Our findings supports the association of the mutations N87S and Y215H in the β-adrenergic-like octopamine receptor of V. destructor with the resistance to amitraz reported in the field. Future research is needed to show a causal relationship between these mutations and the evolution of resistance to amitraz, but these tests must account for the behavioural changes induced by amitraz. Moreover, data from functional analysis via electrophysiology and other approaches will help to fully characterise the interaction of amitraz with wild-type and mutant receptors. This studies will provide a clear picture of these mutations’ role in the mechanism of resistance. Other approaches should also be conducted in the future to determine whether the presence of these mutations is reducing the reproductive fitness of resistant mites, a very important parameter when designing management strategies.

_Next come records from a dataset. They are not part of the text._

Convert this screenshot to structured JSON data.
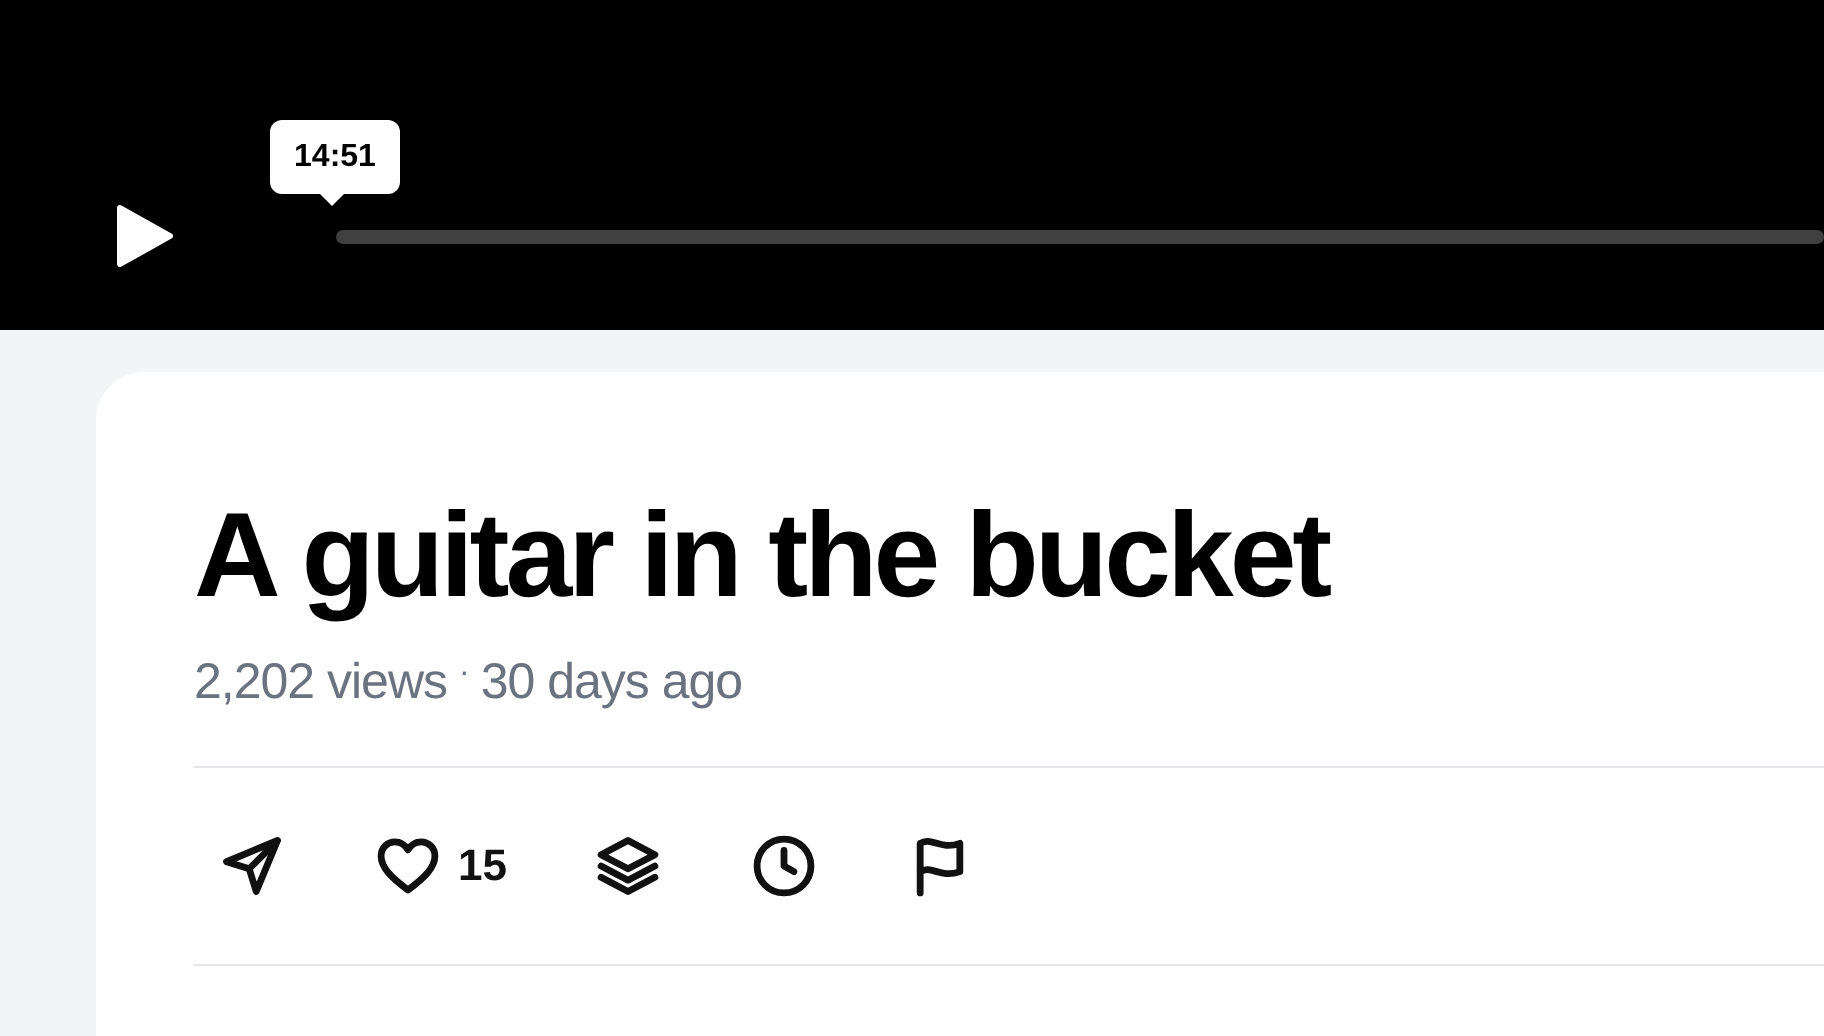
{
  "player": {
    "hover_time": "14:51"
  },
  "video": {
    "title": "A guitar in the bucket",
    "views": "2,202 views",
    "separator": "·",
    "age": "30 days ago"
  },
  "actions": [
    {
      "kind": "share"
    },
    {
      "kind": "like",
      "count": "15"
    },
    {
      "kind": "collection"
    },
    {
      "kind": "watch_later"
    },
    {
      "kind": "report"
    }
  ]
}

The current status in the management of V. destructor shows (i) a widespread resistance to pyrethroids (Kim et al. 2009; Bak et al. 2012; González-Cabrera et al. 2016, 2018; Kamler et al. 2016; Millán-Leiva et al. 2021a); (ii) increasing cases of failures after treatments with coumaphos (Elzen and Westervelt 2002; Maggi et al. 2009, 2011); (iii) and the overreliance of beekeepers on amitraz (Haber et al. 2019), which may favour the evolution of resistance to this acaricide. In this scenario, monitoring the resistance to acaricidal compounds is crucial to decide whether a given treatment is likely to be successful, as well as to avoid selection pressures with treatments that can lead to an increase of mites carrying mutations conferring resistance. To help on this endeavour, we have developed high throughput allelic discrimination by TaqMan assays for detecting N87S and Y215H mutations in the Vd_Oct β₂R, as was previously implemented to detect mutations in the V. destructor VGSC associated with resistance to pyrethroids (González-Cabrera et al. 2013, 2016). This assay is relatively cheap, fast, robust and capable of accurately genotype individual mites in poor quality samples. Therefore, the implementation of allelic discrimination assays like those described in this study will be especially suited towards determining the distribution and frequency of mutations associated to resistances in local Varroa populations. This information would be very valuable for designing a more rational control of Varroa, selecting each time the best acaricide for the apiaries.